A stranger to our politics, who was to read our newspapers at the present juncture, without having previously inspected the plan reported by the convention, would be naturally led to one of two conclusions: either that it contained a positive injunction, that standing armies should be kept up in time of peace; or, that it vested in the executive the whole power of levying troops, without subjecting his discretion in any shape to the control of the legislature.

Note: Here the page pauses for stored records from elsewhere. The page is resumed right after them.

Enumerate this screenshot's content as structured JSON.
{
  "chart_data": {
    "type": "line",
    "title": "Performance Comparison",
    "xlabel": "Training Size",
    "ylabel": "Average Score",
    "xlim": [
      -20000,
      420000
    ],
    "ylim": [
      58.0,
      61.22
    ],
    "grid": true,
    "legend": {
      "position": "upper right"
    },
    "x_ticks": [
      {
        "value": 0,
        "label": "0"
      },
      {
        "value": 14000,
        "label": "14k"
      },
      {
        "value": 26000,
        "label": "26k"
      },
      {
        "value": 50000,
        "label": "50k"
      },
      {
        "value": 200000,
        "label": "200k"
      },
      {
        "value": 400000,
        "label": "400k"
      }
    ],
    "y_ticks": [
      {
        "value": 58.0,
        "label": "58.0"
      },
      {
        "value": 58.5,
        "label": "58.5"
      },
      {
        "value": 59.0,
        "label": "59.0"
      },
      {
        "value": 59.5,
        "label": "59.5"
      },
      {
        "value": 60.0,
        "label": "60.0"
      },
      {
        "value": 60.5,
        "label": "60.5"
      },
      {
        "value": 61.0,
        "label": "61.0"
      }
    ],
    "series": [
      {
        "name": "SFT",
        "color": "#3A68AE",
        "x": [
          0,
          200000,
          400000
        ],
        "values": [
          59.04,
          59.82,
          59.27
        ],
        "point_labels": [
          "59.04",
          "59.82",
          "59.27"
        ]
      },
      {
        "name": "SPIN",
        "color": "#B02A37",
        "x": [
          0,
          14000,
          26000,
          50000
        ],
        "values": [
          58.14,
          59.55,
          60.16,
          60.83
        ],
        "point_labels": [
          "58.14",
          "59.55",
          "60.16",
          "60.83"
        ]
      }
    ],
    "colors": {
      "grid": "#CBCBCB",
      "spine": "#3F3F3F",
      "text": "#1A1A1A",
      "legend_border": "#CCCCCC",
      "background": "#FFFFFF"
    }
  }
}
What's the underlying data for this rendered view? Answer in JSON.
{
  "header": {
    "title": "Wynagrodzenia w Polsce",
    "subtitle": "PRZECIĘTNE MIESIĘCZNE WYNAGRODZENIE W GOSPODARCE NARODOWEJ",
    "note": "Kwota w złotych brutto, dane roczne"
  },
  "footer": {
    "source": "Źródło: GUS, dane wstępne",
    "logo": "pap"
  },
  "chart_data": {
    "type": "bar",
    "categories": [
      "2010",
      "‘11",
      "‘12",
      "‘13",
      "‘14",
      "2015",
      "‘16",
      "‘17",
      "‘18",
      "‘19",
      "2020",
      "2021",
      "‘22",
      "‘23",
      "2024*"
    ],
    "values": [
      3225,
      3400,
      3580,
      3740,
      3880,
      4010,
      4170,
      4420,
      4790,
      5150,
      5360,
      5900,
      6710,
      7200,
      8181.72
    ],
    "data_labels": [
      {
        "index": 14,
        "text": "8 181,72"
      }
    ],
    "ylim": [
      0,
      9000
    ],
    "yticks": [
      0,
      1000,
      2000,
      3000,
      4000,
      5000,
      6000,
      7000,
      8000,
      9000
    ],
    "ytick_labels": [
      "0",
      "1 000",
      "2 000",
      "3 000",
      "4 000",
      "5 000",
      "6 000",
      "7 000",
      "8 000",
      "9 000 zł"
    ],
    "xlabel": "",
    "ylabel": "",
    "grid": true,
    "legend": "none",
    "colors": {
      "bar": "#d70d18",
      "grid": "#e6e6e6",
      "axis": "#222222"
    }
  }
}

If he came afterwards to peruse the plan itself, he would be surprised to discover, that neither the one nor the other was the case; that the whole power of raising armies was lodged in the legislature, not in the executive; that this legislature was to be a popular body, consisting of the representatives of the people periodically elected; and that instead of the provision he had supposed in favour of standing armies, there was to be found in respect to this object, an important qualification even of the legislative discretion, in that clause which forbids the appropriation of money for the support of an army for any longer period than two years: a precaution which, upon a nearer view of it, will appear to be a great and real security against military establishments without evident necessity.

Disappointed in his first surmise, the person I have supposed would be apt to pursue his conjectures a little further. He would naturally say to himself, it is impossible that all this vehement and pathetic declamation can be without some colourable pretext. It must needs be that this people, so jealous of their liberties, have, in all the preceding models of the constitutions which they have established, inserted the most precise and rigid precautions on this point, the omission of which in the new plan, has given birth to all this apprehension and clamour.